Read the SA Road And Freight Association's (RFA) response to proposed truck restrictions.

Ross Stuart: "The government can propose and pass whatever laws it likes but if they are not properly enforced they are worthless. At present there is enormous non compliance without consequences.

"Until such time as this state of mind is changed the status quo will remain, regardless of any law changes.
It would be an interesting exercise to establish what percentage of traffic fines issued are actually paid country wide and what percentage of those not paid end up in court."


Tokollo Maphala: "I am not in favour with the new proposal, it is just going to cost the country more problems and increase unemployment, crime. Furthermore reducing speed will not serve the purpose,what need to be done is for the department to increase visibility of law enforcement.

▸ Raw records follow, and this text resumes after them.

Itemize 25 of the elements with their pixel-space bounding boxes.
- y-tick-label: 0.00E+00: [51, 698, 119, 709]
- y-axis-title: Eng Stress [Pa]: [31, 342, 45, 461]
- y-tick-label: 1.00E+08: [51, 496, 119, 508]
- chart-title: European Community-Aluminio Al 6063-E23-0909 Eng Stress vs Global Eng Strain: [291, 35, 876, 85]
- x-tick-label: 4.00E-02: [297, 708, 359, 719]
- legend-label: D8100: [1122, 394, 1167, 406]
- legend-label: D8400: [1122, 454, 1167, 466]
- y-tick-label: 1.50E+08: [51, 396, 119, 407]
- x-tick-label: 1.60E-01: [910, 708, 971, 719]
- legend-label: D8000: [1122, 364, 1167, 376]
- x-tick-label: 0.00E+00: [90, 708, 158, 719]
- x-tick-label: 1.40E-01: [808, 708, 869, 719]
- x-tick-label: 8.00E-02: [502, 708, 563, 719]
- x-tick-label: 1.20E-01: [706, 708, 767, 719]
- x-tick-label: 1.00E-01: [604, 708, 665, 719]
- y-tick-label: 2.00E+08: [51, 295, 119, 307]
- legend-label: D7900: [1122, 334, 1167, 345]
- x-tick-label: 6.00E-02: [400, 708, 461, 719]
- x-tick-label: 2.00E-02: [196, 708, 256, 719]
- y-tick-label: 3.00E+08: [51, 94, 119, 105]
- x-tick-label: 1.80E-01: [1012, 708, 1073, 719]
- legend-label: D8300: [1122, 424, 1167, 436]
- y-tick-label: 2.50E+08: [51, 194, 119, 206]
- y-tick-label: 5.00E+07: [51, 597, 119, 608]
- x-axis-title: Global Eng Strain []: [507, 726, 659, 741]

"Testing when renewing a driving licence is not cost effective for us because we will have to make an appointment first and while waiting for the date,you are not allowed to drive and some of us work far from the testing centres or outside town.

Reducing of speed will it apply to all citizens or government officials will be given special treatment. With regards to loading kids on bakkies - how are we going to help those living in rural areas only work as a transport to provide for her family?

"I understand the challenge that our county is facing, but it seems that people in the government don't think for other people who are not in the same league or disadvantages. They only concern about being noted as someone who drafted a new policy and not checking the impact of it.

"I truly believe that if visibility and the citizens can change their attitude and patience we can we this war."